Der Sicherheitsexperte Christian Mölling rechnet mit dem Einmarsch der israelischen Armee in den Süden Libanons, um dort Stellungen der islamistischen Hisbollah zu bekämpfen. Mölling sagte am Freitag im stern-Podcast "Die Lage – international", die Explosionen von Pagern und Funkgeräten, bei denen Tausende Hisbollah-Angehörige getroffen worden seien, hätten die Miliz deutlich geschwächt. "Kurzfristig ist der Impact enorm", erläuterte der Direktor des Europa-Programms der Bertelsmann-Stiftung.
Auf längere Sicht würden andere Kämpfer nachrücken und Verwundete genesen, aber das brauche Zeit. "Israel will wahrscheinlich diese kurzfristige Lücke nutzen", erwartet er. Es spreche "alles dafür, dass wir innerhalb der nächsten Tage eine große Landoffensive Richtung Libanon sehen". Als einzige Einschränkung nannte Mölling die Möglichkeit, dass Israel die präparierten Pager und Funkgeräte gezündet habe, um einer Entdeckung der Manipulationen zuvorzukommen – und nicht als Teil eines eigenen Plans.

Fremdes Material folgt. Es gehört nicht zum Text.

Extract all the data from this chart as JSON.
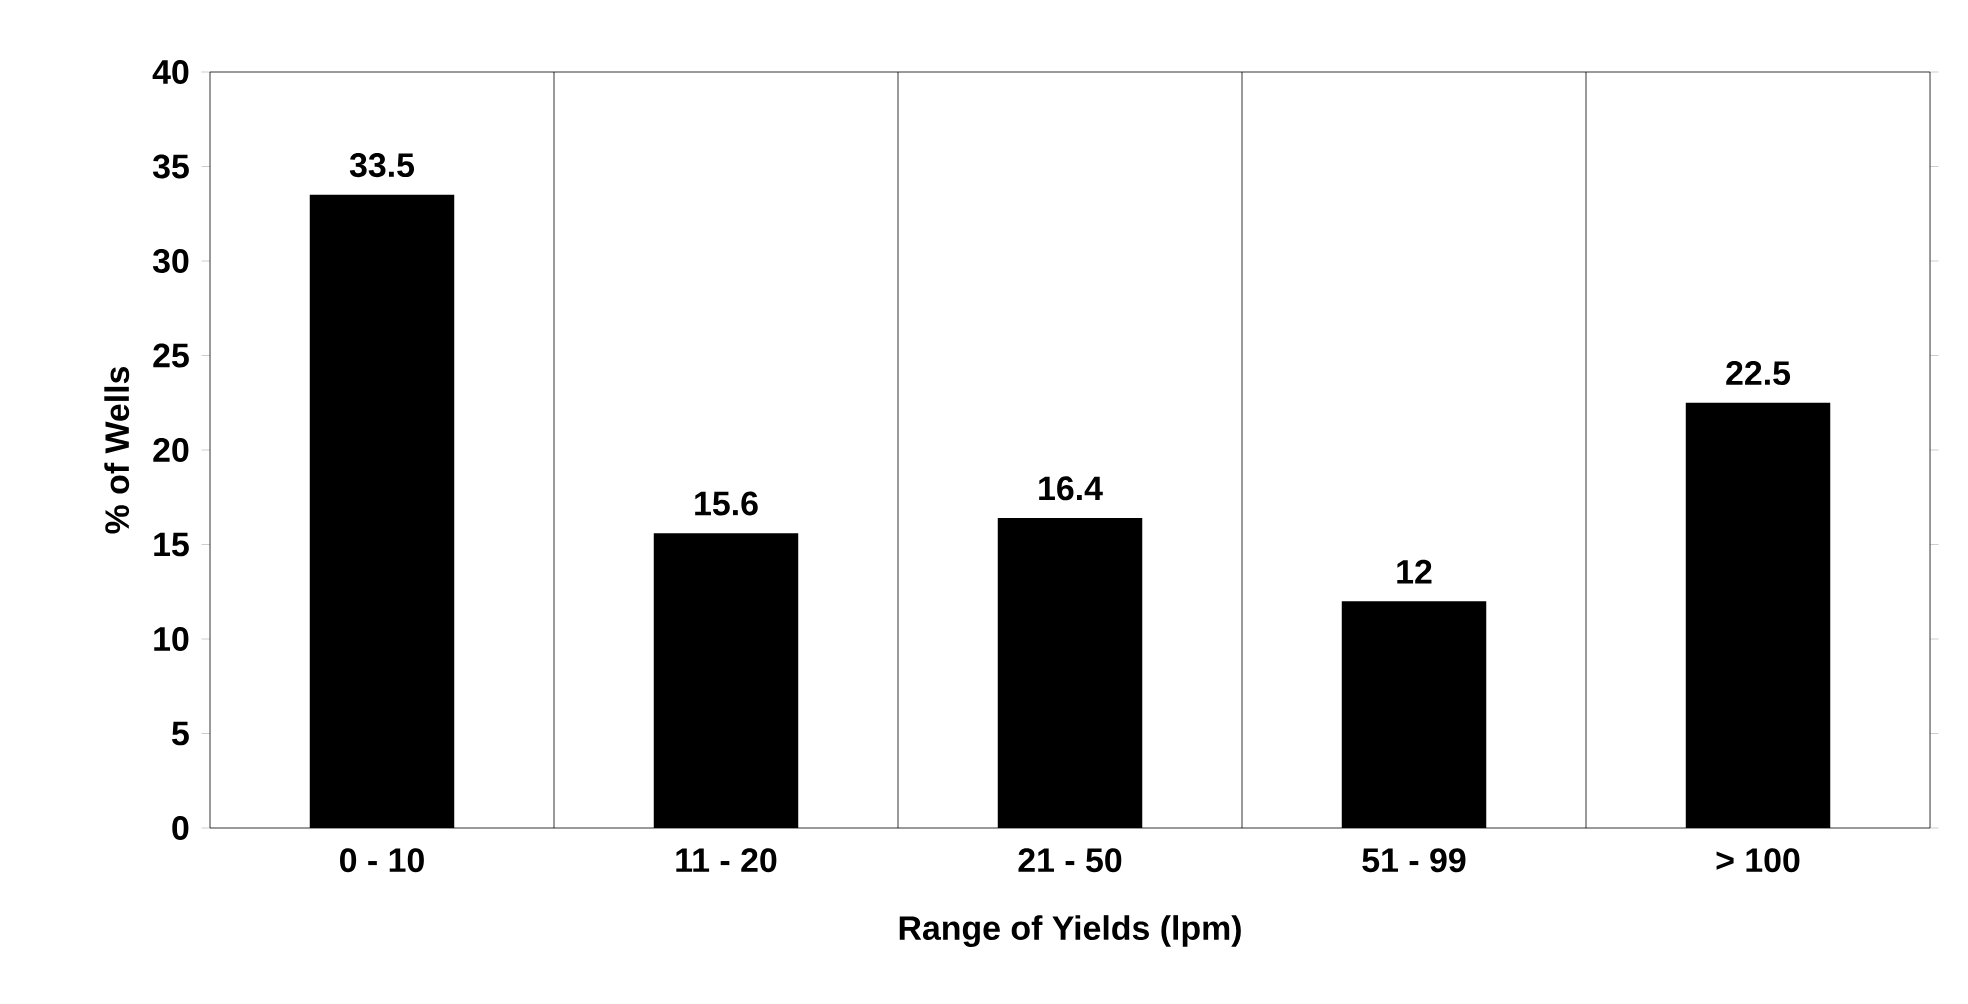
{
  "chart_data": {
    "type": "bar",
    "xlabel": "Range of Yields (lpm)",
    "ylabel": "% of Wells",
    "categories": [
      "0 - 10",
      "11 - 20",
      "21 - 50",
      "51 - 99",
      "> 100"
    ],
    "values": [
      33.5,
      15.6,
      16.4,
      12,
      22.5
    ],
    "color": "#000000",
    "ylim": [
      0,
      40
    ],
    "yticks": [
      0,
      5,
      10,
      15,
      20,
      25,
      30,
      35,
      40
    ],
    "grid": "x",
    "data_labels": true
  }
}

Dies schien ihm jedoch eine eher theoretische Möglichkeit. Er betonte: "Wir sehen die Vorbereitungen einer Landoffensive."
Warnung vor Verurteilung Israels nach Angriff im Libanon
Nach Möllings Einschätzung war der Angriff auf die Kommunikationsgeräte der Hisbollah verhältnismäßig. "Die Frage, ob das völkerrechtlich in Ordnung ist, hat nichts damit zu tun, wie viel schreckliche Bilder produziert worden sind", sagte er. Die Verurteilungen Israels, die gerade in den sozialen Medien kursierten, gingen an der Idee des Völkerrechts vorbei. Es gehe eben nicht darum, Krieg zu verhindern, sondern dessen Auswirkungen auf Zivilisten zu begrenzen. "Wenn man Leute angreift, die als Kämpfer angesehen werden können, muss man darauf achten, dass so wenig Zivilisten wie möglich zu Schaden kommen."
Das militärische Ziel müsse es rechtfertigen, wenn auch Zivilisten verletzt würden. Aus israelischer Sicht ließe sich durchaus argumentieren, dass das bei den Angriffen auf die Hisbollah der Fall gewesen sei. Wenn die Hisbollah-Kämpfer legitime Ziele seien, die sich unter die Zivilbevölkerung mischen, dann sei es deutlich weniger legitim, diese Leute mit Raketen oder Bomben zu bekämpfen, die weit weniger zielgerichtet seien.
Krieg dringt ins zivile Leben vor
Mölling sagte, der Angriff auf die Pager sei ein Beispiel dafür, dass sich moderner Krieg immer mehr in die zivile Lebenswelt ausbreite. "Die Bandbreite wird größer", erklärte er. "Es wird alles digitaler und es wird ziviler." Panzer und Flugzeuge blieben zwar wichtig in militärischen Auseinandersetzungen, doch nehme ihre Bedeutung ab. Das zeige auch der Konflikt in der Ukraine. "Kann sein, dass in zehn Jahren dann unsere KI-gesteuerten Kühlschränke in die Luft fliegen", sagte Mölling.